Uncommon. As is neurotoxic and causes organic damage for SH groups inibition in white and gray matter.
- Arsine (AsH3) intoxication
Inhalatory absorption. Arsine combinet with haemoglobine and causes hemolitic episodes. Emoglobinuria with dark urines, jaundice, astenia, headache, progressive tubular damage, acute renal failure.
There are tests available to diagnose poisoning by measuring arsenic in blood, urine, hair, and fingernails. The urine test is the most reliable test for arsenic exposure within the last few days. Urine testing needs to be done within 24–48 hours for an accurate analysis of an acute exposure. Tests on hair and fingernails can measure exposure to high levels of arsenic over the past 6–12 months. These tests can determine if one has been exposed to above-average levels of arsenic. They cannot predict, however, whether the arsenic levels in the body will affect health.
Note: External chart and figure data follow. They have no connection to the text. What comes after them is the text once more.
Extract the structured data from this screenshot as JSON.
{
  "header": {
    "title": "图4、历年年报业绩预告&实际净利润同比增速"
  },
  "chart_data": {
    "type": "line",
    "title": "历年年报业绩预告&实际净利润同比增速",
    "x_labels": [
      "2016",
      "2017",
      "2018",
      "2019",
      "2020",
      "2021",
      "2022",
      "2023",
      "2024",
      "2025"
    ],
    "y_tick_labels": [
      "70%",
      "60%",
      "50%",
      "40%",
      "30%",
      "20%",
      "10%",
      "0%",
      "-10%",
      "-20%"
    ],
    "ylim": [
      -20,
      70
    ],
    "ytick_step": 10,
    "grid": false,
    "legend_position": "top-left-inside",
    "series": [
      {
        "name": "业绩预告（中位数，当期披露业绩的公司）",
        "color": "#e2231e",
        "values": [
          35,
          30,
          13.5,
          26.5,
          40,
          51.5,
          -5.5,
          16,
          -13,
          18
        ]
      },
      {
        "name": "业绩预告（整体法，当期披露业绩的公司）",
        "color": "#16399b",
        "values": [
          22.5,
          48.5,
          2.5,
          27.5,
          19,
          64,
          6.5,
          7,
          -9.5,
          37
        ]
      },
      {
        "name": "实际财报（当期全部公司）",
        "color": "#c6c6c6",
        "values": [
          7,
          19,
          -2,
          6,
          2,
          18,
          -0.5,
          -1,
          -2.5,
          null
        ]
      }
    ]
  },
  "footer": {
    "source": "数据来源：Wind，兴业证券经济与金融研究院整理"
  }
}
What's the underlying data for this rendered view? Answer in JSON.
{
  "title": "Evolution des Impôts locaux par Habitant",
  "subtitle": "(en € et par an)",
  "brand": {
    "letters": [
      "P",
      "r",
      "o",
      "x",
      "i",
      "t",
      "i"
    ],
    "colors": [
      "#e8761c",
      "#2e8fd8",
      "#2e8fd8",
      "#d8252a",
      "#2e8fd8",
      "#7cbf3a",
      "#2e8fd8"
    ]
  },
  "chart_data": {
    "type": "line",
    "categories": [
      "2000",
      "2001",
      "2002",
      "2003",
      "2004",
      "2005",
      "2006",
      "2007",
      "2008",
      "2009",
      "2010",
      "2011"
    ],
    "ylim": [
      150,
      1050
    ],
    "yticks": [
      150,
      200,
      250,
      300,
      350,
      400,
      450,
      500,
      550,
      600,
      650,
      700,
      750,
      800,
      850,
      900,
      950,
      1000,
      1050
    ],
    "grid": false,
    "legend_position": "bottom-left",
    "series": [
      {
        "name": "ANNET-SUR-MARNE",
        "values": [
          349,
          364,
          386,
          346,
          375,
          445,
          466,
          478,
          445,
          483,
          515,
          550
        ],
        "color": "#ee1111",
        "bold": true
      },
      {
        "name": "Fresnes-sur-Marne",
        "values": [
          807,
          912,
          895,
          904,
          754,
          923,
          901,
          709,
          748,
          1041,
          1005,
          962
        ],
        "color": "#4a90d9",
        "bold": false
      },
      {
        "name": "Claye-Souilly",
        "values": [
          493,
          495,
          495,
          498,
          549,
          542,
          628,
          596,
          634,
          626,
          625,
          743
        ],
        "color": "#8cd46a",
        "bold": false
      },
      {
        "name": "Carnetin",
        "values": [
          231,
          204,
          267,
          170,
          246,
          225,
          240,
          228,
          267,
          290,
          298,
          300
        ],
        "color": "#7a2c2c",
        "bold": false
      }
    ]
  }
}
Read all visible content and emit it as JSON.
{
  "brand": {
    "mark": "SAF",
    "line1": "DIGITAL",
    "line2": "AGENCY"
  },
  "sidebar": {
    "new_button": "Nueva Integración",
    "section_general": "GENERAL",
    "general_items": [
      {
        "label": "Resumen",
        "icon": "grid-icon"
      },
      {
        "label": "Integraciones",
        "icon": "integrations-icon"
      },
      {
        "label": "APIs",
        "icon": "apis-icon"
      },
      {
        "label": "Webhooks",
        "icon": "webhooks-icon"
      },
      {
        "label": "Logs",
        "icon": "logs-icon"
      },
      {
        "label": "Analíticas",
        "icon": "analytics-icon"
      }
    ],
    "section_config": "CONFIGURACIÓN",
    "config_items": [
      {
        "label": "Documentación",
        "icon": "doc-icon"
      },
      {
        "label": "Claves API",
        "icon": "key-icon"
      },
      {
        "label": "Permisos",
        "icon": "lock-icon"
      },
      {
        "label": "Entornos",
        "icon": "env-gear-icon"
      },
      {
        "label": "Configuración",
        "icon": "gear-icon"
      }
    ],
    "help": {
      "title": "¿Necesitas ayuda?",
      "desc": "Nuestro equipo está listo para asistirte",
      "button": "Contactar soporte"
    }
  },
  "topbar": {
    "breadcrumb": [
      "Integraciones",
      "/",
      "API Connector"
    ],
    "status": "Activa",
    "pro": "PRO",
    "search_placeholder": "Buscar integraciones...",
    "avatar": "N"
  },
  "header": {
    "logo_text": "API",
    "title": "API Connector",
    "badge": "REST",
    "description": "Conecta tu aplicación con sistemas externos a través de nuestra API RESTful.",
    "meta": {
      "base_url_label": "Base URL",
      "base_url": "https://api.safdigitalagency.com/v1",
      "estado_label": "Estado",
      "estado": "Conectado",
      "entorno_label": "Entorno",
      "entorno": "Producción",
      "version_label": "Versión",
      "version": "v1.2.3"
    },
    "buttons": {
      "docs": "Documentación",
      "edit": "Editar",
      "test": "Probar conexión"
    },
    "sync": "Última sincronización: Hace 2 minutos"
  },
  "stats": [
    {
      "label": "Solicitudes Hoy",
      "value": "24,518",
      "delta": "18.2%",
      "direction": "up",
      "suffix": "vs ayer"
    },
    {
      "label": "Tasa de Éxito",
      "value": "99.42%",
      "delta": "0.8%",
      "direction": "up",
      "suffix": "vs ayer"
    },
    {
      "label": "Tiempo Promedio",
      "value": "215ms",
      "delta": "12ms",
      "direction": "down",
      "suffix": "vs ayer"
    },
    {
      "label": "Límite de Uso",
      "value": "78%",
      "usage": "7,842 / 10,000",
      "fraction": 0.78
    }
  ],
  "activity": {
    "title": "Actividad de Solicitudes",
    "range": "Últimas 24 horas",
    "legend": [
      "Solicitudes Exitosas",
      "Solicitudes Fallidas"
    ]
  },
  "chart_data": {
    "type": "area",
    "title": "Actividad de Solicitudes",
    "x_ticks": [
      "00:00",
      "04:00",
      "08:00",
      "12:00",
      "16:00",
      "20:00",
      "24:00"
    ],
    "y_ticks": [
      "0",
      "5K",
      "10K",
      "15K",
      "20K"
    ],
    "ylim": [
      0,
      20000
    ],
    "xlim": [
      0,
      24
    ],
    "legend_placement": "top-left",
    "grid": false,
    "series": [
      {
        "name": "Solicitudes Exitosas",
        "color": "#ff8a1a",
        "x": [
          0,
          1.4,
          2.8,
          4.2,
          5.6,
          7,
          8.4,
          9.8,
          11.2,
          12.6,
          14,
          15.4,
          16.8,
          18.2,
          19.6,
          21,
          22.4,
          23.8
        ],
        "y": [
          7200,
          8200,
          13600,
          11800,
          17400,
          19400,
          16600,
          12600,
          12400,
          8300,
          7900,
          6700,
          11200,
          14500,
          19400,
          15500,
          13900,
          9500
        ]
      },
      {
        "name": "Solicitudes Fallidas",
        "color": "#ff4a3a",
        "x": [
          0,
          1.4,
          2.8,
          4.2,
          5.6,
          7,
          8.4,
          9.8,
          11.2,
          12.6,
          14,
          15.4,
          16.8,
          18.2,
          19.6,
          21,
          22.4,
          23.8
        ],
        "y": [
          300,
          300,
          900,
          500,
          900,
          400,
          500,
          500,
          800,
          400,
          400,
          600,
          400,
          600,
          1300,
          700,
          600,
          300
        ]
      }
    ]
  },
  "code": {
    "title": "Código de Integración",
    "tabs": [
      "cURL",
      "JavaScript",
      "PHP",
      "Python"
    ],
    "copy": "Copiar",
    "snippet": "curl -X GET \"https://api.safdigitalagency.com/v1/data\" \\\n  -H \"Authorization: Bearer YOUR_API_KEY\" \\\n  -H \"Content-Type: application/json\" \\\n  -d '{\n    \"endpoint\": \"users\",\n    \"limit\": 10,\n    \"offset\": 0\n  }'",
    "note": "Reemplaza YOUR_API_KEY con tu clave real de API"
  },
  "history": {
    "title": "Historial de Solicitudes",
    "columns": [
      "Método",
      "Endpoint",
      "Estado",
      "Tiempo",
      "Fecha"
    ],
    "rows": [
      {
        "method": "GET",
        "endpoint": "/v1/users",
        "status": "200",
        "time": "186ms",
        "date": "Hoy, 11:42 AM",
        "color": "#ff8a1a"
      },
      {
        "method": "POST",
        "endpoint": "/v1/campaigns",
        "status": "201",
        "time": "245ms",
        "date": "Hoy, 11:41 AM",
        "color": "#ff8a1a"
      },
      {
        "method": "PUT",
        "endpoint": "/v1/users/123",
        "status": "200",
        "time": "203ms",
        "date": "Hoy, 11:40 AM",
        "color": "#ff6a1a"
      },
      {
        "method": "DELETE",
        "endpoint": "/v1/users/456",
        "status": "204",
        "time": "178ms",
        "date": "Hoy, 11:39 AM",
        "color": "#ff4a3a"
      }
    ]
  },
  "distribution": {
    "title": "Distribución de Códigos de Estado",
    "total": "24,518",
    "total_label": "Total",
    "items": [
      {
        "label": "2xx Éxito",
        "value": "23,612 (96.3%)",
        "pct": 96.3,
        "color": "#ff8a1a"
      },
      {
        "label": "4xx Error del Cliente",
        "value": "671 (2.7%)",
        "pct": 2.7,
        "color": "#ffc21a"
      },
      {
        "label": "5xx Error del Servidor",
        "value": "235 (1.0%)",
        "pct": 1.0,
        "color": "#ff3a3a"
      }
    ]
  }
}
Immediatly: vomiting induction, gastric lavage, activated charcoal with a cathartic (such as sorbitol). Aggressive therapy with intravenous fluid and electrolyte replacement in an intensive-care setting may be life-saving.
Dimecaprol is the chelating agent of choice and is administered intramuscularly at an initial dose of 3 to 5 mg/kg on the following schedule: every 4 h for 2 days, every 6 h on the third day, and every 12 h thereafter for 10 days. Succimer is sometimes an effective alternative, particularly if adverse reactions to dimercaprol develop (such as nausea, vomiting, headache, increased blood pressure, and convulsions). In cases of renal failure, doses should be adjusted carefully, and hemodialysis may be needed to remove the chelating agent-arsenic complex.
Exchange transfusion, haemodialysis.
Arsine gas poisoning should be treated supportively with the goals of maintaining renal function and circulating red-cell mass.